2. My Mama
by Douglas, Lloyd C.They didn’t talk much in school about abnormal psychology, social relations or statecraft. These matters were of no concern at that time. Nobody was in training to become a member of the State Department.(But, please, let’s not discuss that.)
In Mama’s day a license to teach had to be applied for at the county seat. It was customary for the applicant to attend a Teachers’ Institute which was held for a couple of weeks in summer under the supervision of the County Superintendent of Schools.
Somewhat earlier, before the war, the local Board of Trustees, composed of farmers whose own formal education was nothing to brag about, examined the candidate who wanted to teach their school.
One old story, which deserves telling, concerned the examination of a young man from a distance, unknown to the community. In the course of his examination, conducted rather informally in Lafe Ruggles’ barn during the noon rest period, the nervous stranger was asked whether he taught that the world was round or flat.
He hesitated for a moment before replying. He was uninformed about local opinions on this subject and he wanted desperately to be acceptable—and accepted. It was risky to answer this question with a word of one syllable. After an interval of quick thinking, he said, “Well, sir, I use both systems. In a community where they prefer to believe that the world is round, I teach it round; where they would prefer it flat, I teach that it is flat.” And then he added, “Personally—I have no interest in the matter.”
At first glance, the young fellow’s reply seems a shocking example of intellectual immorality.
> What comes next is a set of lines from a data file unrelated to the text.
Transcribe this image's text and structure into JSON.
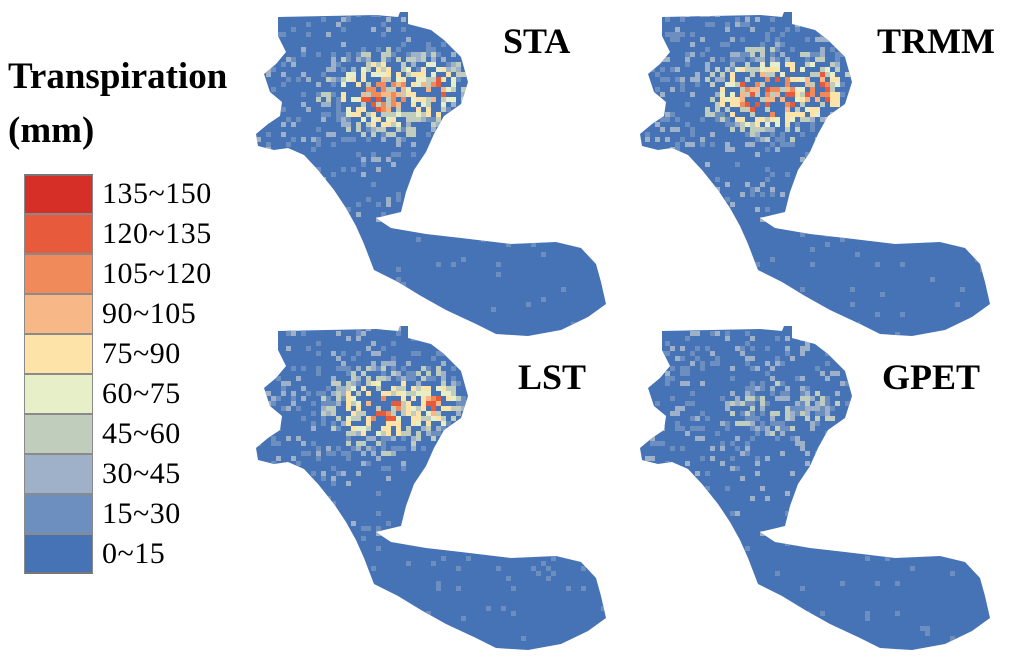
{
  "legend": {
    "title_line1": "Transpiration",
    "title_line2": "(mm)",
    "classes": [
      {
        "label": "135~150",
        "color": "#d62f27"
      },
      {
        "label": "120~135",
        "color": "#e75a3c"
      },
      {
        "label": "105~120",
        "color": "#f08a5a"
      },
      {
        "label": "90~105",
        "color": "#f8b786"
      },
      {
        "label": "75~90",
        "color": "#fde3a7"
      },
      {
        "label": "60~75",
        "color": "#e6efc7"
      },
      {
        "label": "45~60",
        "color": "#c0ccbc"
      },
      {
        "label": "30~45",
        "color": "#9eb1c8"
      },
      {
        "label": "15~30",
        "color": "#6c8fc0"
      },
      {
        "label": "0~15",
        "color": "#4672b6"
      }
    ]
  },
  "maps": [
    {
      "label": "STA",
      "intensity": 1.0
    },
    {
      "label": "TRMM",
      "intensity": 1.1
    },
    {
      "label": "LST",
      "intensity": 0.9
    },
    {
      "label": "GPET",
      "intensity": 0.4
    }
  ]
}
Here he was, ambitious to direct the thinking of young people who were to be influential in their community. It was conceivable that some bright youth among them might become the President of the United States, a position demanding the unswerving integrity and love of the truth that had given top billing to the moral splendor of George Washington.
Yet here he was, this young idealist, ready to compromise, to appease, to recant if necessary, to the end that he might earn $30 per month and eventually go to college!
But when one takes a longer view of this teacher’s dilemma he did face a more complicated problem than the business of securing or jeopardizing a much needed job.
Let us suppose that the young man firmly believed that the world was round, despite the declaration in his campaign speech that the subject was of no consequence. Having been elected, and having discovered that half the people of his constituency were believers in a flat world (which might have been possible in the Indiana of that period) he decides to set them right. Previous to his arrival, this issue had not been hotly debated. Now it was a cause célèbre! People who had been good neighbors weren’t on speaking terms any more. The preacher was urged to talk up and he did. He sided with the faction that paid his small salary. They were the older ones, we will say, the conservatives, the flat-worlders. The younger ones, who had no money, rooted for a round world and shouted that the parson was an addle-pated old this-‘n-that. Meantime, the problem was unsolved. Perhaps the young teacher had done better not to have tackled it. Maybe he was right the first time in his decision not to care whether the world was round, flat or square. The far bigger issue was to keep the peace and let sleeping dogs lie.
This is not to argue in behalf of ignorance or a spineless indifference to the value of one’s convictions, but plenty of mistakes have been made by zealots who insisted on converting a whole city by Tuesday, at the farthest.
Even St. Paul, fearless apostle that he was, sometimes allowed his zeal to run ahead of his prudence. He would come to town, ablaze with his message and mission, stand up in the Jewish Synagogue and create a furor. An hour afterward, he would be towed at the end of a rope from one court to another, serving as his own attorney, and followed by an ill-tempered mob. He loved argument and was a skilled debater, well informed by the law. Many of the doctrines he elaborated were to become red-hot issues which provided the machinery of dissension in the Christian Church for centuries, such as his belief in foreordination, which gives God the unpleasant task of deciding—quite regardless of their behavior, and their faith or the lack of it—who shall be saved and who shall be lost. Neighbors used to go after each other with clubs and pitchforks over this article in Pauline theology…
(Lest I get into a lot of unnecessary trouble, myself, let me hasten to add that the thirteenth chapter of Paul’s First Letter to the First Christian Church of Corinth is one of the most tender and appealing poems on brotherly love that was ever written by anyone, at any time, in any tongue. And I cheerfully concede that for sheer courage in the face of persecution, the great apostle deserves our unstinted praise. Three times shipwrecked, whipped, tortured and thrown into dungeons! Who am I, indeed, to criticize him?)